Besides, how are Labour meant to remain in power if they don’t satiate the delusions of those that support them to save the NHS and immigrants from Tory Brexit Fascist UKIP Stalinism?
However, none of this means Labour is popular. The British people would like nothing more than a new party, with one-quarter of Brits saying they would support a party led by Farage, which is prepared to lower immigration, bring economic stability and growth, and tackle crimes that people actually care about.
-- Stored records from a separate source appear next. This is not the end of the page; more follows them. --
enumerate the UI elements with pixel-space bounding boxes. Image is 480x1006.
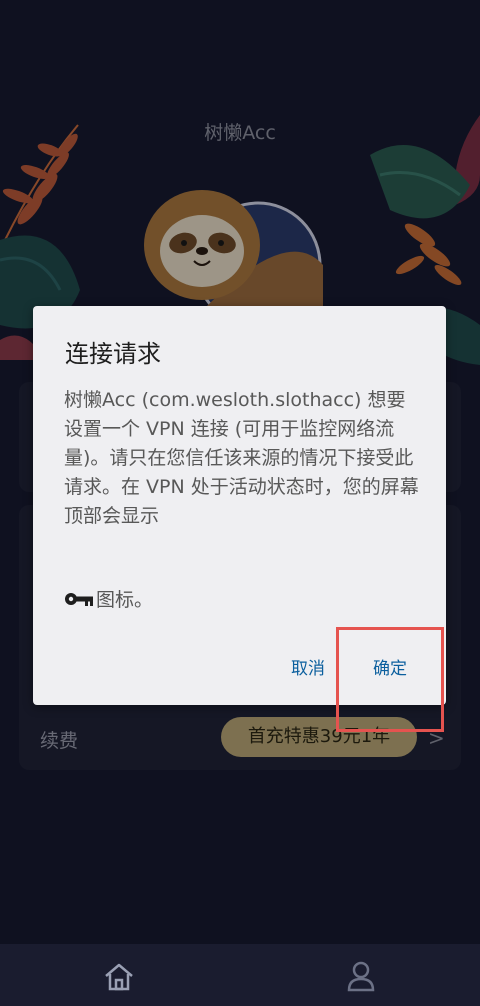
key-icon xyxy=(65,592,93,606)
confirm-highlight-box xyxy=(336,627,444,732)
profile-icon[interactable] xyxy=(346,960,376,992)
dialog-message: 树懒Acc (com.wesloth.slothacc) 想要设置一个 VPN … xyxy=(64,389,419,527)
cancel-button[interactable]: 取消 xyxy=(291,654,325,679)
bottom-nav xyxy=(0,944,480,1006)
home-icon[interactable] xyxy=(103,961,135,993)
dialog-title: 连接请求 xyxy=(65,340,161,368)
dialog-note: 图标。 xyxy=(64,585,153,612)
dialog-note-text: 图标。 xyxy=(96,589,154,611)
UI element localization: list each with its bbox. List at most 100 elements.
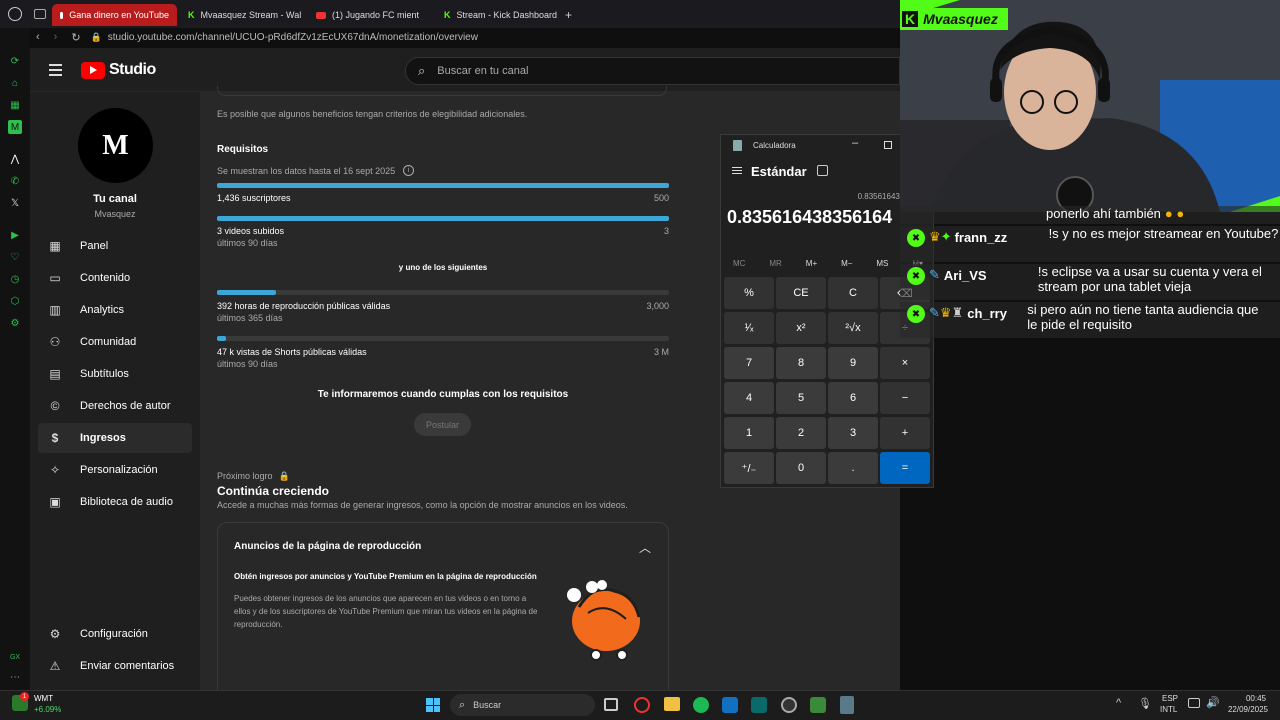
reload-icon[interactable]: ↻ <box>71 31 80 44</box>
key-3[interactable]: 3 <box>828 417 878 449</box>
shorts-views-target: 3 M <box>653 347 669 357</box>
keep-on-top-icon[interactable] <box>817 165 828 176</box>
chevron-up-icon[interactable]: ︿ <box>639 539 651 556</box>
opera-menu-icon[interactable] <box>8 7 22 21</box>
clock-date[interactable]: 22/09/2025 <box>1222 705 1268 714</box>
minimize-icon[interactable]: – <box>852 137 858 149</box>
key-9[interactable]: 9 <box>828 347 878 379</box>
calculator-app-icon[interactable] <box>840 696 854 714</box>
percent-key[interactable]: % <box>724 277 774 309</box>
key-4[interactable]: 4 <box>724 382 774 414</box>
file-explorer-icon[interactable] <box>664 697 680 711</box>
gx-icon[interactable]: GX <box>8 650 22 664</box>
key-8[interactable]: 8 <box>776 347 826 379</box>
tab-fc[interactable]: (1) Jugando FC mient <box>308 4 433 26</box>
sidebar-item-copyright[interactable]: © Derechos de autor <box>38 391 192 421</box>
keyboard-layout[interactable]: INTL <box>1160 705 1177 714</box>
sqrt-key[interactable]: ²√x <box>828 312 878 344</box>
extensions-icon[interactable]: ⬡ <box>8 294 22 308</box>
sidebar-item-subtitles[interactable]: ▤ Subtítulos <box>38 359 192 389</box>
key-0[interactable]: 0 <box>776 452 826 484</box>
info-icon[interactable]: i <box>403 165 415 176</box>
tab-kick-stream[interactable]: K Mvaasquez Stream - Wal <box>180 4 305 26</box>
spotify-icon[interactable] <box>693 697 709 713</box>
shorts-views-bar <box>217 336 669 341</box>
apply-button[interactable]: Postular <box>414 413 471 436</box>
language-indicator[interactable]: ESP <box>1162 694 1178 703</box>
ads-card-title[interactable]: Anuncios de la página de reproducción <box>234 541 421 552</box>
tab-kick-dashboard[interactable]: K Stream - Kick Dashboard <box>436 4 561 26</box>
menu-icon[interactable] <box>49 61 62 79</box>
calculator-menu-icon[interactable] <box>732 165 742 176</box>
refresh-icon[interactable]: ⟳ <box>8 54 22 68</box>
back-icon[interactable]: ‹ <box>36 31 40 43</box>
square-key[interactable]: x² <box>776 312 826 344</box>
reciprocal-key[interactable]: ¹⁄ₓ <box>724 312 774 344</box>
opera-gx-icon[interactable] <box>634 697 650 713</box>
c-key[interactable]: C <box>828 277 878 309</box>
videos-label: 3 videos subidos <box>217 226 285 236</box>
store-icon[interactable] <box>722 697 738 713</box>
forward-icon[interactable]: › <box>54 31 58 43</box>
clock-time[interactable]: 00:45 <box>1228 694 1266 703</box>
key-5[interactable]: 5 <box>776 382 826 414</box>
settings-icon[interactable]: ⚙ <box>8 316 22 330</box>
whatsapp-desktop-icon[interactable] <box>810 697 826 713</box>
sidebar-item-audio-library[interactable]: ▣ Biblioteca de audio <box>38 487 192 517</box>
key-7[interactable]: 7 <box>724 347 774 379</box>
taskbar: 1 WMT +6.09% ⌕ Buscar ^ 🎙 ESP INTL 🔊 00:… <box>0 690 1280 720</box>
obs-icon[interactable] <box>781 697 797 713</box>
mc-button[interactable]: MC <box>733 259 745 268</box>
studio-logo[interactable]: Studio <box>81 61 156 79</box>
sidebar-item-content[interactable]: ▭ Contenido <box>38 263 192 293</box>
channel-search[interactable]: ⌕ Buscar en tu canal <box>405 57 900 85</box>
tab-youtube[interactable]: Gana dinero en YouTube <box>52 4 177 26</box>
sidebar-item-panel[interactable]: ▦ Panel <box>38 231 192 261</box>
wallet-icon[interactable]: ▦ <box>8 98 22 112</box>
key-2[interactable]: 2 <box>776 417 826 449</box>
sidebar-item-earn[interactable]: $ Ingresos <box>38 423 192 453</box>
more-icon[interactable]: ⋯ <box>8 670 22 684</box>
tab-islands-icon[interactable] <box>34 9 46 19</box>
task-view-icon[interactable] <box>604 698 618 711</box>
ms-button[interactable]: MS <box>876 259 888 268</box>
browser-sidebar: O ⟳ ⌂ ▦ M ⋀ ✆ 𝕏 ▶ ♡ ◷ ⬡ ⚙ GX ⋯ <box>0 0 30 690</box>
negate-key[interactable]: ⁺/₋ <box>724 452 774 484</box>
messenger-icon[interactable]: M <box>8 120 22 134</box>
terminal-icon[interactable] <box>751 697 767 713</box>
ce-key[interactable]: CE <box>776 277 826 309</box>
ai-icon[interactable]: ⋀ <box>8 152 22 166</box>
shopping-icon[interactable]: ⌂ <box>8 76 22 90</box>
sidebar-item-feedback[interactable]: ⚠ Enviar comentarios <box>38 651 192 681</box>
sidebar-item-customization[interactable]: ✧ Personalización <box>38 455 192 485</box>
player-icon[interactable]: ▶ <box>8 228 22 242</box>
whatsapp-icon[interactable]: ✆ <box>8 174 22 188</box>
search-icon: ⌕ <box>418 63 426 78</box>
key-1[interactable]: 1 <box>724 417 774 449</box>
sidebar-item-community[interactable]: ⚇ Comunidad <box>38 327 192 357</box>
sidebar-item-analytics[interactable]: ▥ Analytics <box>38 295 192 325</box>
tray-overflow-icon[interactable]: ^ <box>1116 697 1121 709</box>
maximize-icon[interactable] <box>884 141 892 149</box>
windows-start-icon[interactable] <box>426 698 440 712</box>
m-plus-button[interactable]: M+ <box>806 259 817 268</box>
decimal-key[interactable]: . <box>828 452 878 484</box>
channel-avatar[interactable]: M <box>78 108 153 183</box>
new-tab-icon[interactable]: + <box>565 8 572 22</box>
mr-button[interactable]: MR <box>769 259 781 268</box>
m-minus-button[interactable]: M− <box>841 259 852 268</box>
heart-icon[interactable]: ♡ <box>8 250 22 264</box>
mod-badge-icon: ✖ <box>907 267 925 285</box>
taskbar-search[interactable]: ⌕ Buscar <box>450 694 595 716</box>
stock-name[interactable]: WMT <box>34 694 53 703</box>
microphone-icon[interactable]: 🎙 <box>1138 697 1152 710</box>
key-6[interactable]: 6 <box>828 382 878 414</box>
sidebar-item-settings[interactable]: ⚙ Configuración <box>38 619 192 649</box>
chat-message: ✖ ♛ ✦ frann_zz !s y no es mejor streamea… <box>900 226 1280 262</box>
network-icon[interactable] <box>1188 698 1200 708</box>
volume-icon[interactable]: 🔊 <box>1206 696 1220 709</box>
x-icon[interactable]: 𝕏 <box>8 196 22 210</box>
search-input[interactable]: Buscar en tu canal <box>437 65 528 77</box>
url-field[interactable]: studio.youtube.com/channel/UCUO-pRd6dfZv… <box>108 32 478 43</box>
history-icon[interactable]: ◷ <box>8 272 22 286</box>
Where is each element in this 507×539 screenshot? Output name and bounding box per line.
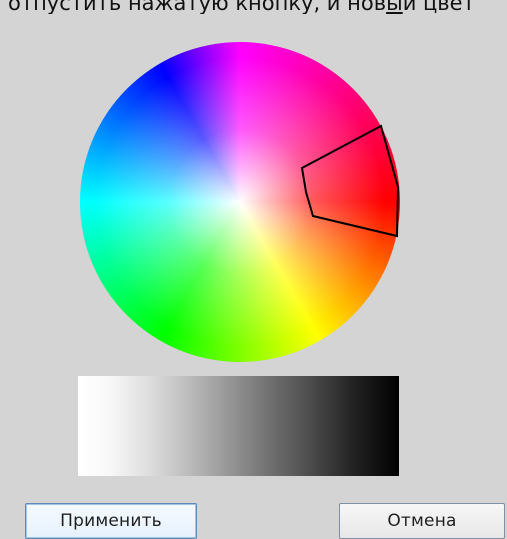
hue-selection-overlay [300, 124, 400, 238]
apply-button[interactable]: Применить [25, 503, 197, 539]
color-wheel[interactable] [80, 42, 400, 362]
color-picker-dialog: Применить Отмена [8, 14, 507, 539]
cancel-button[interactable]: Отмена [339, 503, 505, 539]
instruction-text: отпустить нажатую кнопку, и новый цвет [8, 0, 475, 14]
brightness-bar[interactable] [78, 376, 399, 476]
hue-selection-marker[interactable] [300, 124, 400, 238]
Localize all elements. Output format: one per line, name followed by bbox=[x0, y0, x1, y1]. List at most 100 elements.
It goes without saying that such a party, unlike the current Conservative Party, should be willing to protect right-minded citizens from the detached and paranoid fury which afflicts much of the populus, and threatens what remains of our livelihoods and liberties.
Many things can happen in politics, but one thing is certain: as long as the Brown Scare continues to spread, speaking the truth will remain a revolutionary act, and those with an outlook barely distinct from David Icke will be considered Sensible Centrists by everyone in a position of power.